Joakim Paasikivi about Dmitrij Rogozin’s plans about the Russian corridor

Joakim Paasikivi about Dmitrij Rogozins plans about the Russian corridor

Updated 21.28 | Published 21.26

Russian magnate Dmitry Rogozin says the time has come to create a corridor from Kaliningrad to Russia.

A plan that would lead to a major war – but which is dismissed by Joakim Paasikivi.

– It falls on the unreasonableness, says the lieutenant colonel.

Vladimir Putin’s close ally Dmitry Rogozin, 60, was until the summer of 2022 head of the Russian space industry Roscosmos and has previously been both deputy prime minister and Russian NATO ambassador.

In a post on Telegram, he protests against the travel hassle of visas and other documents required to get between Russia and the Russian exclave of Kaliningrad.

“The time has come to create a corridor to Kaliningrad,” he writes.

full screen Barbed wire fence on the border between Poland and Kaliningrad. Photo: Ola Torkelsson/TT

Lieutenant Colonel Joakim Paasikivi says that Russia cannot create the corridor without ending up at war with NATO.

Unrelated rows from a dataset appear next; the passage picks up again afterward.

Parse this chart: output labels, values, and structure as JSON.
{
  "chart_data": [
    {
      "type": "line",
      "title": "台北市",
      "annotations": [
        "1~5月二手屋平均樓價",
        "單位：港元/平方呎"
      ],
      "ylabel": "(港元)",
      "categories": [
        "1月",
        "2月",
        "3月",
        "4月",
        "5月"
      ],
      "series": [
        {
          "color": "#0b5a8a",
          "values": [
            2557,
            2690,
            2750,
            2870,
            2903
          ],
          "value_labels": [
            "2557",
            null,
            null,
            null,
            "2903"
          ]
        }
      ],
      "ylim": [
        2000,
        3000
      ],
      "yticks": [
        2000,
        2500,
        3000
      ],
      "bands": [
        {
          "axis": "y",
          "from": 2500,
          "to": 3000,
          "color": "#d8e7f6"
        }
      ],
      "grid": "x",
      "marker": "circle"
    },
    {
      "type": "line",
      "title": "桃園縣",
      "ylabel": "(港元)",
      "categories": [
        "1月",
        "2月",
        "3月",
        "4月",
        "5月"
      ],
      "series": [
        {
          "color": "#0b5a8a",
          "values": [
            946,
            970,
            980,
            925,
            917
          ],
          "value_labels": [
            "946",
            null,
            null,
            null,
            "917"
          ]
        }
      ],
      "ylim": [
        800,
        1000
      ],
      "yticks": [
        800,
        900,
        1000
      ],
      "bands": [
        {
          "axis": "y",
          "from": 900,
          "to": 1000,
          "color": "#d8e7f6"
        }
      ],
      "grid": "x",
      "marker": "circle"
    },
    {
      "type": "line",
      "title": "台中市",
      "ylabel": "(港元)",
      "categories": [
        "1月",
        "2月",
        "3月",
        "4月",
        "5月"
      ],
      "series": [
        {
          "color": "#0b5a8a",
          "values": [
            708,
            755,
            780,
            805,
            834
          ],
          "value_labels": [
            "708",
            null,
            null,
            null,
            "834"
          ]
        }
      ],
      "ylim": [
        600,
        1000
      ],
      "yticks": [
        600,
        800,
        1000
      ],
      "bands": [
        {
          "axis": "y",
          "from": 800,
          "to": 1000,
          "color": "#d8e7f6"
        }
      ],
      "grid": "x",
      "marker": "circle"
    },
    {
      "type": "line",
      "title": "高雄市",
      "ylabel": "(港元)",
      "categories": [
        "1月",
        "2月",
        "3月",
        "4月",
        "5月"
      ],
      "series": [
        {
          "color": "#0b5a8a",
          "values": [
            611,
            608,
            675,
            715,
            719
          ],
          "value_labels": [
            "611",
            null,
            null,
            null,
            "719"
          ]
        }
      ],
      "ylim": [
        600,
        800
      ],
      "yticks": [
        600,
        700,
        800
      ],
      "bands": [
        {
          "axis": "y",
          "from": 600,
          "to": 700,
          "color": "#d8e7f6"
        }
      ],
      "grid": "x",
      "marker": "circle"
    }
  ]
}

– Then we are in a major war because there will be an attack on NATO countries such as Poland and Lithuania. This is something NATO is well prepared for and the whole purpose of NATO’s build-up in the Baltics with ground and air forces was to raise the threshold and deter Russia from attacking. I hope the Russians see it the same way, he says.

Not a test balloon

full screenJoakim Paasikivi. Photo: Anna Tärnhuvud/Svd

He sees it as unlikely that Russia would succeed in getting to the enclave.

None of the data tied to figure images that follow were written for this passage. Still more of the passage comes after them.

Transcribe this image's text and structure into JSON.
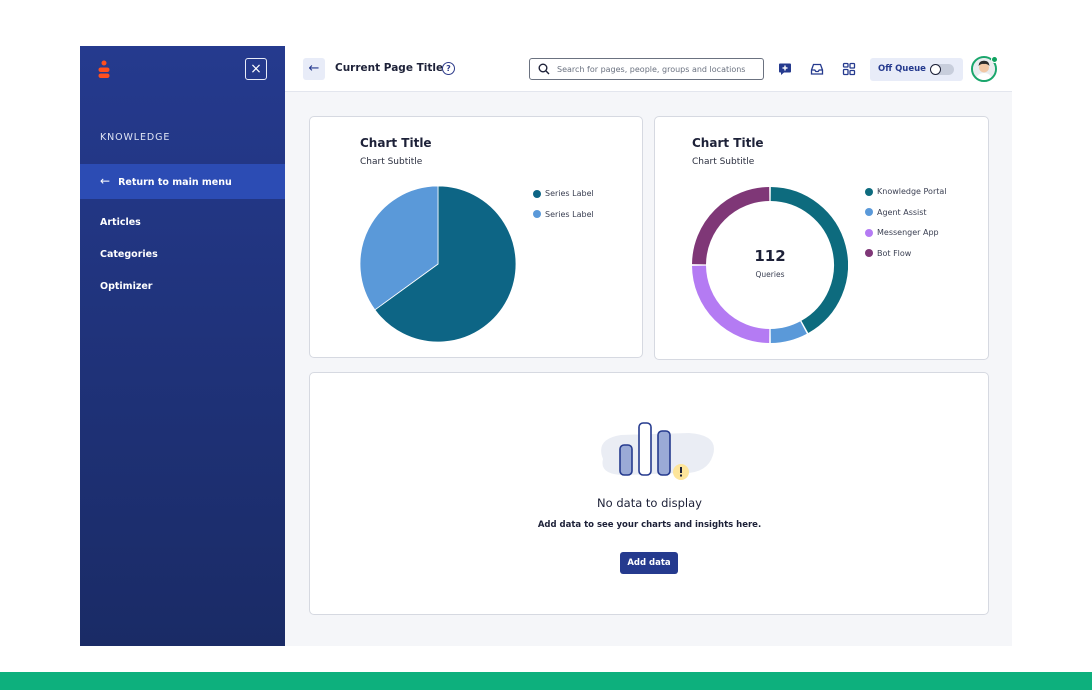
{
  "sidebar": {
    "section_heading": "KNOWLEDGE",
    "return_label": "Return to main menu",
    "items": [
      {
        "label": "Articles"
      },
      {
        "label": "Categories"
      },
      {
        "label": "Optimizer"
      }
    ]
  },
  "header": {
    "title": "Current Page Title",
    "search_placeholder": "Search for pages, people, groups and locations",
    "queue_label": "Off Queue",
    "queue_on": false
  },
  "pie_card": {
    "title": "Chart Title",
    "subtitle": "Chart Subtitle"
  },
  "donut_card": {
    "title": "Chart Title",
    "subtitle": "Chart Subtitle",
    "center_value": "112",
    "center_label": "Queries"
  },
  "empty_state": {
    "title": "No data to display",
    "text": "Add data to see your charts and insights here.",
    "button_label": "Add data",
    "icon": "bar-chart-warning-icon"
  },
  "chart_data": [
    {
      "type": "pie",
      "title": "Chart Title",
      "subtitle": "Chart Subtitle",
      "series": [
        {
          "name": "Series Label",
          "value": 65,
          "color": "#0d6585"
        },
        {
          "name": "Series Label",
          "value": 35,
          "color": "#5a99d9"
        }
      ],
      "legend": "right"
    },
    {
      "type": "pie",
      "variant": "donut",
      "title": "Chart Title",
      "subtitle": "Chart Subtitle",
      "center": {
        "value": "112",
        "label": "Queries"
      },
      "series": [
        {
          "name": "Knowledge Portal",
          "value": 42,
          "color": "#0d6b7e"
        },
        {
          "name": "Agent Assist",
          "value": 8,
          "color": "#5a99d9"
        },
        {
          "name": "Messenger App",
          "value": 25,
          "color": "#b47bf3"
        },
        {
          "name": "Bot Flow",
          "value": 25,
          "color": "#7f3777"
        }
      ],
      "legend": "right"
    }
  ],
  "colors": {
    "sidebar": "#253a8e",
    "accent": "#253a8e",
    "brand": "#ff4f1f",
    "status_online": "#0fa25f"
  }
}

– The Russians do not have the ground forces to attack any Western country with any possibility, let alone succeed. This type of statement often comes from various figures with unclear positions in the Russian administration or Russian opinion formation, but I find it difficult to even call it a test balloon, he says and continues:

– This is part of the general rhetoric that constantly states that Russia is under attack and that the West is the aggressor. Kaliningrad in particular has been in the news for several years after Lithuania screwed up the ability to ship things by rail and the EU forced them to back off because they wanted a better relationship. I see Rogozin’s statement as one in the crowd rather than a signal.

“Much more worrying”

Estonian experts have estimated that it will take between two and four years before Russia builds up a sufficient offensive force to pose a real threat. But there are already alarming signals, according to Paasikivi.

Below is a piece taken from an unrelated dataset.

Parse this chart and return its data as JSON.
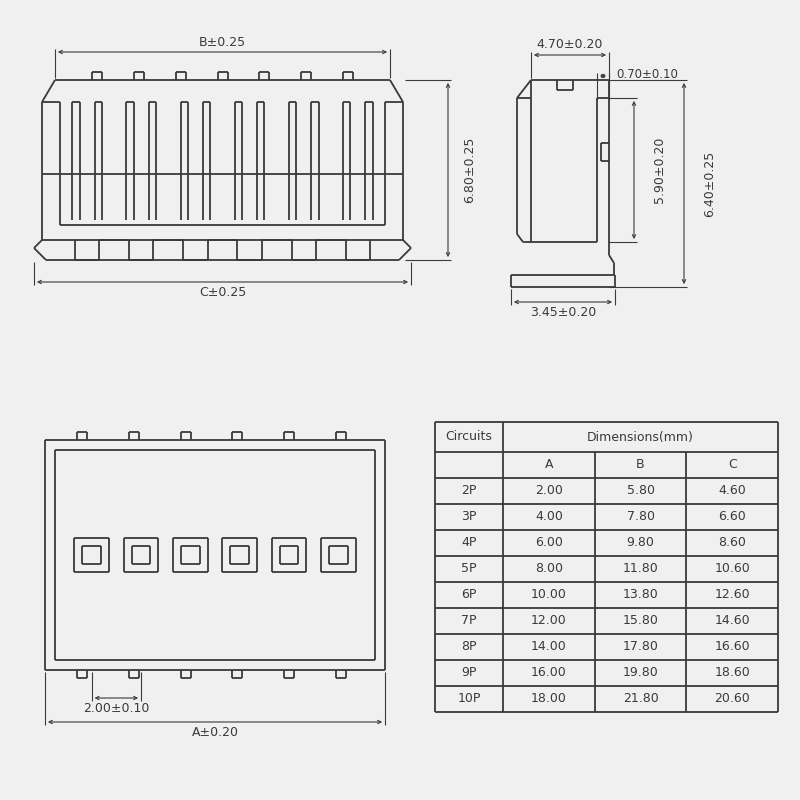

– The ambition is there and it has been said that Finland will be the first to know if something is wrong. When Putin visited wounded soldiers at New Year’s and was asked about the West’s support for Ukraine, he said that it was not Ukraine that was the enemy but the West that had attacked Russia for several hundred years. These were signals that were considerably more alarming and show the ambition to change the world order to restore Russia’s great power status.